In 2022, men who were frequently armed and/or wearing body armor surveilled drop-off locations in Arizona. A Judge ordered them to stay at least 250 feet away. But the damage had been done. A DHS bulletin issued in September of this year reported that participants in online forums frequented by domestic violence extremists were discussing ways to damage drop-off locations. As in so many things where there used to be bipartisan agreement about how we conducted our elections, Trump has split us apart.
Only cowards attack elections. True public servants, leaders, run in them based on their ideas, their policies, and their personal appeal. Hoodlums resort to attacks against mail-in and drop-off voting, two tested applications that make it easier for more eligible voters to participate in elections.
Drop boxes are widely used in our elections. The dark green boxes are the states where they are widely used.

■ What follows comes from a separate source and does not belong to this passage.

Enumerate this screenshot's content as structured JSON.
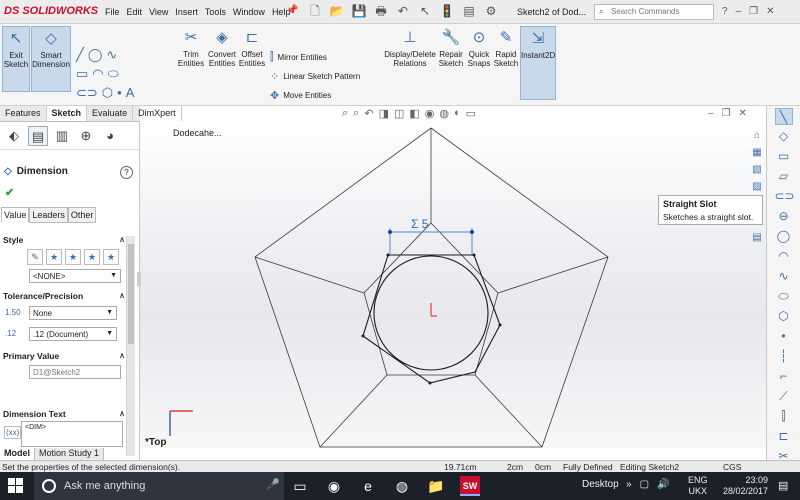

The attacks on them harken back to the darkest days of the civil rights struggle in the South, where Black voters and their ballots were attacked.
In a 2019 CommonWealth Interview, John Lewis said, “The vote is precious. It is almost sacred. It is the most powerful non-violent tool we have in a democracy.” That’s why people try to take it away. That’s why Donald Trump is so afraid of it.
Make sure you share this with the young people in your lives. They may not read newspapers or be following along, but the idea that a political candidate would be working so hard to keep them from voting drives home the importance of casting a ballot. Despite all of the cynicism about our government that they have, and understandably so for those who came of age while Trump was commanding the political landscape, I’m convinced that they are smart enough to understand what’s at stake. So make sure you share with them your belief that someone who wants to take away rights from women and immigrants, someone who says Jews are at fault if he loses, and someone who displays casual racism, Islamophobia, and homophobia is not someone who can be trusted with their future.
We’re in this together,
Joyce
As a voter in Washington State, an all vote by mail state, I used a Washington State phone app to track my ballot after I placed in a drop box. It informed me when my ballot was picked up and after my signature was verified. I'd recommend that procedure for everyone.
vote.org/ballot-tracker-tools has links for every state.
Thanks for this column, Joyce. I hope these drop box attacks mean more people realize what's at stake and will vote.
Coming to terms with the embrace of authoritarianism and bigotry by 1/3-1/2 of the population is really hard. There will always be wannabe and actual tyrants like Trump, Putin, and many others. But I really struggle to understand why ordinary people like/admire/worship them.